Es ist eine sehr berührende Geschichte, die sich erst nach und nach richtig entfaltet und ihre ganze Bandbreite offenbart. Es ist nicht nur eine Erzählung, es ist viel mehr. Obwohl die Wut mehr als deutlich herauskommt, entwickelt sich etwas zartes und freudvolles. Ein Werk, dass zeigt, wie lebenswert das Leben eigentlich ist und wie wichtig menschliche Beziehungen sind. Einfühlsam, aber stark geschrieben, setzt es auch die eigenen Gedankengänge in Gang. Ein sehr gelungener Roman, den ich wirklich gern gelesen habe.

Bewertung vom 12.02.2025
Bevor es geschah
Spierer, Céline

Bevor es geschah


ausgezeichnet

Eine Familie bestehend aus Elisabeth, einer Matriarchin, 2 Söhnen und 2 Töchtern kommt mit den jeweiligen Partnern und Kindern zum jährlichen gemeinsamen Barbecue zusammen. So unterschiedlich wie die erwachsenen Kinder sind, so unterschiedlich hängen sie während des Nachmittags ihren Gedanken und Problemen nach. Und davon hat jeder von ihnen reichlich, was natürlich nicht nach außen dringen darf. Der Schein einer perfekten Familienharmonie wird aufrecht erhalten - bis ein dramatisches Ereignis alle zum „Aufwachen“ zwingt.

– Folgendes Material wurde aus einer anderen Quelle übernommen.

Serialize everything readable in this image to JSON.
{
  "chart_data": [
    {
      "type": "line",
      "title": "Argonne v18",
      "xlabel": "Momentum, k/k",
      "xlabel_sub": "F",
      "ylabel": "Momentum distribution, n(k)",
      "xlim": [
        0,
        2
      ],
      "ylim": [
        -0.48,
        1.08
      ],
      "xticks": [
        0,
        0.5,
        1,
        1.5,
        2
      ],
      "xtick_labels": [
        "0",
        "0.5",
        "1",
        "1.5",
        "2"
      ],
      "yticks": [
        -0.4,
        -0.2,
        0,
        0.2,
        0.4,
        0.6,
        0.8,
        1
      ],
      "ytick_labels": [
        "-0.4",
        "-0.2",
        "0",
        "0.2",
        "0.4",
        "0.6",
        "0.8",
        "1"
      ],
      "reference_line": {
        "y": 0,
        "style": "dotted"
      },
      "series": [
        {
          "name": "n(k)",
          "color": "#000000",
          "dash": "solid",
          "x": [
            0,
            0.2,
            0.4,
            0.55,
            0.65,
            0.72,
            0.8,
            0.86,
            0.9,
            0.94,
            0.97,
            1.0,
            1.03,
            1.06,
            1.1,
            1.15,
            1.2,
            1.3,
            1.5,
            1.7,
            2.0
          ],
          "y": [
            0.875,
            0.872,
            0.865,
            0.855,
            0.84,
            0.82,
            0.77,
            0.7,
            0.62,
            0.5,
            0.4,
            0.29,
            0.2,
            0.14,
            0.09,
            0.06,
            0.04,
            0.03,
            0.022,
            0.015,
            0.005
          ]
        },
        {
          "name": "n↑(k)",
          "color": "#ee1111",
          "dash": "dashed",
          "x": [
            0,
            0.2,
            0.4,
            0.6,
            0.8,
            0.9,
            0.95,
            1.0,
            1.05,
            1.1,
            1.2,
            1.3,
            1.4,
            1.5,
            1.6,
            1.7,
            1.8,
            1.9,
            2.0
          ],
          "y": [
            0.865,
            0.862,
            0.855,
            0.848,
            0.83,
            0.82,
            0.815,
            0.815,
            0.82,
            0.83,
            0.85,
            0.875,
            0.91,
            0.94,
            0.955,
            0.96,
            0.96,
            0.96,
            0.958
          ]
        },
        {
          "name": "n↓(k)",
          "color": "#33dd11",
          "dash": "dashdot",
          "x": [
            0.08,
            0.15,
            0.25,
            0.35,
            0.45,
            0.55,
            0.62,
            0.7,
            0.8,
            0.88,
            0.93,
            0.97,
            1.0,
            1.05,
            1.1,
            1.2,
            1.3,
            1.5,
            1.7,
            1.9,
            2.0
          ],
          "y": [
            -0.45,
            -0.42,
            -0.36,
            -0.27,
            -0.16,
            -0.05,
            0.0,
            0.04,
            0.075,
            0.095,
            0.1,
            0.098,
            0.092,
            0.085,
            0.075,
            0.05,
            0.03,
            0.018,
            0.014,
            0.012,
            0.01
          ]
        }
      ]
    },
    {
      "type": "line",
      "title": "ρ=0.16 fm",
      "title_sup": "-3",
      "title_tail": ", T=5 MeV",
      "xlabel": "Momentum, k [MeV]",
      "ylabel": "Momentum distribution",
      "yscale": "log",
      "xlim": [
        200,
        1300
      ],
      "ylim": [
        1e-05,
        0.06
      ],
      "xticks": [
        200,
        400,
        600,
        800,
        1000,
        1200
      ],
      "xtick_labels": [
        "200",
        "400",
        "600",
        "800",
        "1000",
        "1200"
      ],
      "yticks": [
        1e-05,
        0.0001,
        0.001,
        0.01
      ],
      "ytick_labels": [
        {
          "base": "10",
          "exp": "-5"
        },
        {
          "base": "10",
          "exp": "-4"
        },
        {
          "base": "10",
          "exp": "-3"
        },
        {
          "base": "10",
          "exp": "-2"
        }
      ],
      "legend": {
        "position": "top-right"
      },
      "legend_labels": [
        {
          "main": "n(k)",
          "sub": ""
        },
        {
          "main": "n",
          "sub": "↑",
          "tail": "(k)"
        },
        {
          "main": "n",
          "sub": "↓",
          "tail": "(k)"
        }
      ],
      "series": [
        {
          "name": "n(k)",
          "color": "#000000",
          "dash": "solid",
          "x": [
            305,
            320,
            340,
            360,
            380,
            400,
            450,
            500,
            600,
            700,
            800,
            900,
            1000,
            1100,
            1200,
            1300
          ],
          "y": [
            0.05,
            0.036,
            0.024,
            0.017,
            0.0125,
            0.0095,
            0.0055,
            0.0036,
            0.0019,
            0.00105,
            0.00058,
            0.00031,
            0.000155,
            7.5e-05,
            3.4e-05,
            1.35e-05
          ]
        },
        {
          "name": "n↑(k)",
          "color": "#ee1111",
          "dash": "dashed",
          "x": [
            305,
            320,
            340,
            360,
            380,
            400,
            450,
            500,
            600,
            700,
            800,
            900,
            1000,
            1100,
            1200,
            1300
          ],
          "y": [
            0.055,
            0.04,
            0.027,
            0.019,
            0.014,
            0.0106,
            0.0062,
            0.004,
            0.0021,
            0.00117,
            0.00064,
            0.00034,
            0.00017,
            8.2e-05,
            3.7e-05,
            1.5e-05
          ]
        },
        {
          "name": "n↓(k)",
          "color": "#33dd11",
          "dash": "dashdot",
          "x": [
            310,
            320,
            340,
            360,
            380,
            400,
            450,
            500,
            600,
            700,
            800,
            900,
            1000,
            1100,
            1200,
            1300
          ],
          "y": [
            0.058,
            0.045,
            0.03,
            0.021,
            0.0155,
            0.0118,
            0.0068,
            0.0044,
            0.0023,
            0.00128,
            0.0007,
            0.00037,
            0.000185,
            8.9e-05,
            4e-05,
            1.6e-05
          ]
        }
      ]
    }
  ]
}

Celine Spierer versteht es, den Leser in die Familie Haynes mitzunehmen. Mit einem wunderschönen Erzählstil werden die Familienmitglieder eingeführt. Die sich aufbauende Anspannung ist schnell zu spüren. Die Familienmitglieder tänzeln umeinander herum, sticheln, provozieren, aber lassen sich nicht in die Karten schauen. Mit Essen wird die Harmonie wieder aufgefrischt. Ein wunderbares Buch über Familiengeflechte hinter der Fassade. Wunderbar geschrieben. Einziger Haken: ich fand es manchmal schwierig zu folgen, in welcher Zeit wir gerade sind, ob es ein Rückblick ist oder am besagten Nachmittag. Dies verschwimmt manchmal. Macht für mich aber keinen Abzug, absolute Empfehlung.